The staunchest Leave strongholds were in Tory heartlands. Nevertheless, media commentators and politicians were quick to blame working class Labour voters for the Leave victory. Some Labour right-wingers even demand Corbyn's resignation, for being "too soft" on migrant workers!
But in Labour's strongholds, these same voters who voted Leave, voted Labour in last May's election - not Ukip. If they chose to vote Leave, it was not necessarily out of anti-migrant prejudices, contrary to what so many politicians claim. It was primarily because many of them saw this as a chance - the first for a long time - to say that they'd had enough of falling living standards and more than enough of Cameron's anti-working class policies. It's not for nothing that the strongest Leave vote in working class areas come from impoverished, industrial graveyards such as Bolsover, Mansfield, Barnsley, Chesterfield, Middlesborough, Corby, etc...

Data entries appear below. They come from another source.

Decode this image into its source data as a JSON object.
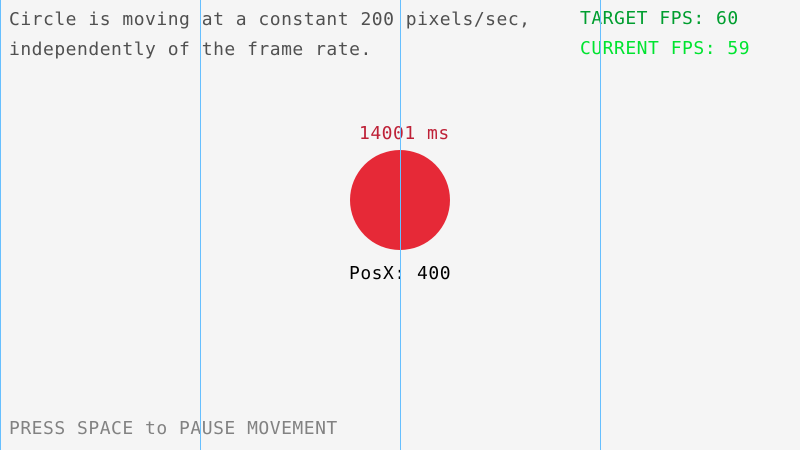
{
  "info": {
    "line1": "Circle is moving at a constant 200 pixels/sec,",
    "line2": "independently of the frame rate."
  },
  "fps": {
    "target": "TARGET FPS: 60",
    "current": "CURRENT FPS: 59"
  },
  "circle": {
    "elapsed": "14001 ms",
    "position": "PosX: 400",
    "color": "#e62937"
  },
  "hint": "PRESS SPACE to PAUSE MOVEMENT",
  "colors": {
    "background": "#f5f5f5",
    "grid_lines": "#66bfff",
    "target_fps": "#009e2f",
    "current_fps": "#00e430",
    "elapsed": "#be2137",
    "text": "#505050",
    "hint": "#828282"
  }
}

What is left of this campaign, however - and, in fact, of the past years of scapegoating migrant workers - is a divisive and poisonous atmosphere which could become dangerous if the working class does not deal with it.
Voting has never brought about any change for the working class. But direct action against the bosses' offensive, their politicians and their system, can - if it unites all its forces behind common fighting objectives. Then and only then will we really be able to "make history", by taking society forward!